Rome is struggling. Not in its position as a tourist destination but as a living, thriving, healthy, growing urban entity.
From the article:
"The Eternal City is facing crisis, with its administration engulfed in corruption scandals and debt, its roads scarred by pot-holes, the main airport partially closed and a growing immigration crisis.
For generations, the Italian capital has rested on past glories rather than built on them but now its multiple problems have come to a head.
"Rome is on the verge of collapse," Giancarlo Cremonesi, the president of the Rome Chamber of Commerce, told Reuters.
"It is unacceptable that a major city which calls itself developed can find itself in such a state of decay."
A survey by the European Commission two years ago placed Rome last out of 28 EU capitals in a ranking for the efficiency of city services.
Despite great food, superb coffee and an enviable climate, on an index of quality of life, the capital came second to last, with Athens at the bottom.
Its Renaissance churches, cobbled streets and vibrant piazzas still wow tourists from around the world, but beyond the historic centre, the city is a mess and life is a struggle for locals."

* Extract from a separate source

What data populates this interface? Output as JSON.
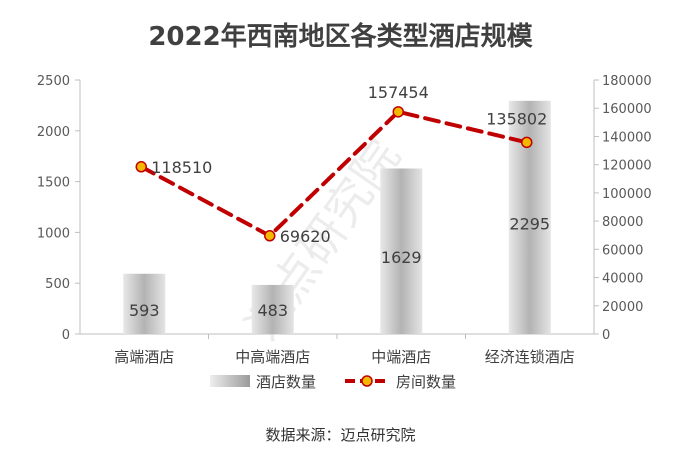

I imagine the average tourist passing through the city for a few days likely won’t notice much of the contemporary decay. In addition to the food and the people, the shambolic conditions of much of the city exist as congenital components of its charm. As a Rome neophyte in my 20’s I couldn’t help but be delighted by the explicit proximity of the ancient, the twisting streets, 7 hills, run down aging buildings, glorious ornamented structures and new construction.

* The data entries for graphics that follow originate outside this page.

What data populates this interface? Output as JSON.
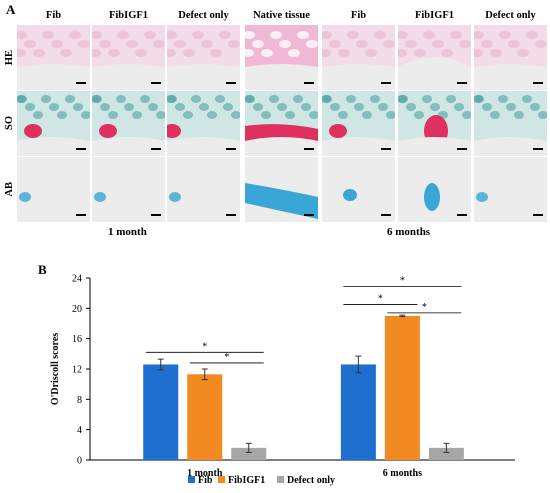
{
  "figure_a": {
    "panel_label": "A",
    "column_headers": [
      "Fib",
      "FibIGF1",
      "Defect only",
      "Native tissue",
      "Fib",
      "FibIGF1",
      "Defect only"
    ],
    "row_headers": [
      "HE",
      "SO",
      "AB"
    ],
    "timepoint_labels": [
      "1 month",
      "6 months"
    ],
    "stain_colors": {
      "HE": "#e9a2c6",
      "SO": "#3f9f9a",
      "SO_red": "#e03060",
      "AB": "#3aa6d6"
    }
  },
  "chart_data": {
    "panel_label": "B",
    "type": "bar",
    "categories": [
      "1 month",
      "6 months"
    ],
    "series": [
      {
        "name": "Fib",
        "color": "#1f6fd1",
        "values": [
          12.6,
          12.6
        ],
        "errors": [
          0.7,
          1.1
        ]
      },
      {
        "name": "FibIGF1",
        "color": "#f28a22",
        "values": [
          11.3,
          19.0
        ],
        "errors": [
          0.7,
          0.1
        ]
      },
      {
        "name": "Defect only",
        "color": "#a6a6a6",
        "values": [
          1.6,
          1.6
        ],
        "errors": [
          0.6,
          0.6
        ]
      }
    ],
    "ylabel": "O'Driscoll scores",
    "ylim": [
      0,
      24
    ],
    "yticks": [
      0,
      4,
      8,
      12,
      16,
      20,
      24
    ],
    "legend": "bottom",
    "grid": false,
    "significance": [
      {
        "group": "1 month",
        "from": "Fib",
        "to": "Defect only",
        "label": "*"
      },
      {
        "group": "1 month",
        "from": "FibIGF1",
        "to": "Defect only",
        "label": "*"
      },
      {
        "group": "6 months",
        "from": "Fib",
        "to": "Defect only",
        "label": "*"
      },
      {
        "group": "6 months",
        "from": "Fib",
        "to": "FibIGF1",
        "label": "*"
      },
      {
        "group": "6 months",
        "from": "FibIGF1",
        "to": "Defect only",
        "label": "*"
      }
    ]
  }
}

Rome’s current malaise described in the Telegraph reminds me of Lord Byron and the Venerable Bede:
“While stands the Coliseum, Rome shall stand;
When falls the coliseum, Rome shall fall;
And when Rome falls – the World.”
Are current events in Rome cause for concern?
From ancient times through the mid-20th Century Rome managed to episodically assert itself in a massive way as a place where innovation, creation and change was possible. Testament to its primacy in the ancient world lay in the ruins of ancient Rome’s civilization. Rome largely missed the Renaissance but charged forward with the next generation of artists and architects and established itself as the center of baroque creations. In the 20th Century (although vey short-lived) Mussolini attempted a new Roman dominance in altering the city in an attempt to assert itself as the 3rd Rome.

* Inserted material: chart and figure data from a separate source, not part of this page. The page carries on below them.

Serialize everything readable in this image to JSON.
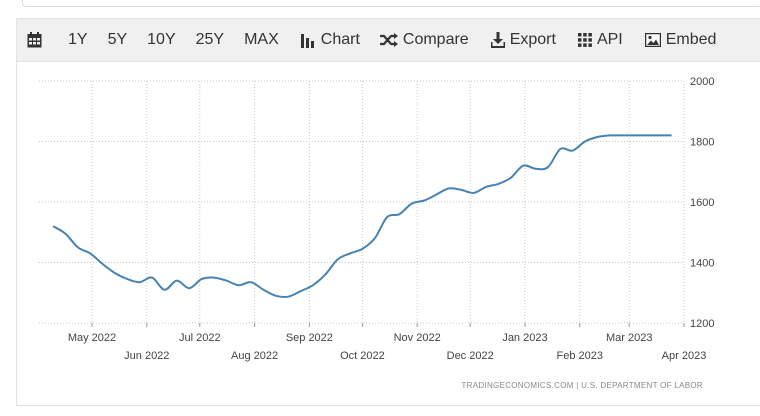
{
  "toolbar": {
    "calendar_icon": "calendar-icon",
    "ranges": [
      "1Y",
      "5Y",
      "10Y",
      "25Y",
      "MAX"
    ],
    "tools": [
      {
        "name": "chart",
        "label": "Chart",
        "icon": "bar-chart-icon"
      },
      {
        "name": "compare",
        "label": "Compare",
        "icon": "shuffle-icon"
      },
      {
        "name": "export",
        "label": "Export",
        "icon": "download-icon"
      },
      {
        "name": "api",
        "label": "API",
        "icon": "grid-icon"
      },
      {
        "name": "embed",
        "label": "Embed",
        "icon": "image-icon"
      }
    ]
  },
  "source": "TRADINGECONOMICS.COM  |  U.S. DEPARTMENT OF LABOR",
  "colors": {
    "line": "#4682b4",
    "toolbar_bg": "#f0f0f0",
    "grid": "#c8c8c8"
  },
  "chart_data": {
    "type": "line",
    "ylim": [
      1200,
      2000
    ],
    "yticks": [
      1200,
      1400,
      1600,
      1800,
      2000
    ],
    "xlim": [
      "2022-04-01",
      "2023-04-01"
    ],
    "xticks": [
      {
        "date": "2022-05-01",
        "label": "May 2022",
        "row": 1
      },
      {
        "date": "2022-06-01",
        "label": "Jun 2022",
        "row": 2
      },
      {
        "date": "2022-07-01",
        "label": "Jul 2022",
        "row": 1
      },
      {
        "date": "2022-08-01",
        "label": "Aug 2022",
        "row": 2
      },
      {
        "date": "2022-09-01",
        "label": "Sep 2022",
        "row": 1
      },
      {
        "date": "2022-10-01",
        "label": "Oct 2022",
        "row": 2
      },
      {
        "date": "2022-11-01",
        "label": "Nov 2022",
        "row": 1
      },
      {
        "date": "2022-12-01",
        "label": "Dec 2022",
        "row": 2
      },
      {
        "date": "2023-01-01",
        "label": "Jan 2023",
        "row": 1
      },
      {
        "date": "2023-02-01",
        "label": "Feb 2023",
        "row": 2
      },
      {
        "date": "2023-03-01",
        "label": "Mar 2023",
        "row": 1
      },
      {
        "date": "2023-04-01",
        "label": "Apr 2023",
        "row": 2
      }
    ],
    "grid": true,
    "series": [
      {
        "x": [
          "2022-04-09",
          "2022-04-16",
          "2022-04-23",
          "2022-04-30",
          "2022-05-07",
          "2022-05-14",
          "2022-05-21",
          "2022-05-28",
          "2022-06-04",
          "2022-06-11",
          "2022-06-18",
          "2022-06-25",
          "2022-07-02",
          "2022-07-09",
          "2022-07-16",
          "2022-07-23",
          "2022-07-30",
          "2022-08-06",
          "2022-08-13",
          "2022-08-20",
          "2022-08-27",
          "2022-09-03",
          "2022-09-10",
          "2022-09-17",
          "2022-09-24",
          "2022-10-01",
          "2022-10-08",
          "2022-10-15",
          "2022-10-22",
          "2022-10-29",
          "2022-11-05",
          "2022-11-12",
          "2022-11-19",
          "2022-11-26",
          "2022-12-03",
          "2022-12-10",
          "2022-12-17",
          "2022-12-24",
          "2022-12-31",
          "2023-01-07",
          "2023-01-14",
          "2023-01-21",
          "2023-01-28",
          "2023-02-04",
          "2023-02-11",
          "2023-02-18",
          "2023-02-25",
          "2023-03-04",
          "2023-03-11",
          "2023-03-18",
          "2023-03-25"
        ],
        "values": [
          1520,
          1495,
          1450,
          1430,
          1395,
          1365,
          1345,
          1335,
          1350,
          1310,
          1340,
          1315,
          1345,
          1350,
          1340,
          1325,
          1335,
          1310,
          1290,
          1287,
          1305,
          1325,
          1360,
          1410,
          1430,
          1445,
          1480,
          1550,
          1560,
          1595,
          1605,
          1625,
          1645,
          1640,
          1630,
          1650,
          1660,
          1680,
          1720,
          1710,
          1715,
          1775,
          1770,
          1800,
          1815,
          1820,
          1820,
          1820,
          1820,
          1820,
          1820
        ]
      }
    ]
  }
}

The lifeblood of any city rests in its ability to move forward and evolve. It’s about adaptation and not trying to preserve a specific period of time in perpetuity. The new must manifest itself while not entirely obliterating built history and sense of Place. As the past 2,500 years have shown us the evolution of Rome unfolds on a different time scale than the rest of the world. Byron saw Rome as
This long-explored, but still exhaustless, mine
A wellspring of introspective thought persists among the piazzas, churches, and winding topography. Spend 30 minutes in and around the Pantheon and you'll understand. Rome has been and remains a slow space not susceptible to the frenetic pace and on-demand culture of the typical western 21st Century lifestyle. The continuous existence of Rome requires a long view and beseeches civilization to be patient. Hopefully we are not at the beginning of the end of Rome but just awaiting the current Rome to shed its chrysalis of corruption and contemporary decay and emerge anew. Maybe I'll be lucky enough to see it in my lifetime. Maybe not. Considerations of the significance of a single lifetime diminish when evaluated against the lifespan of the Eternal City.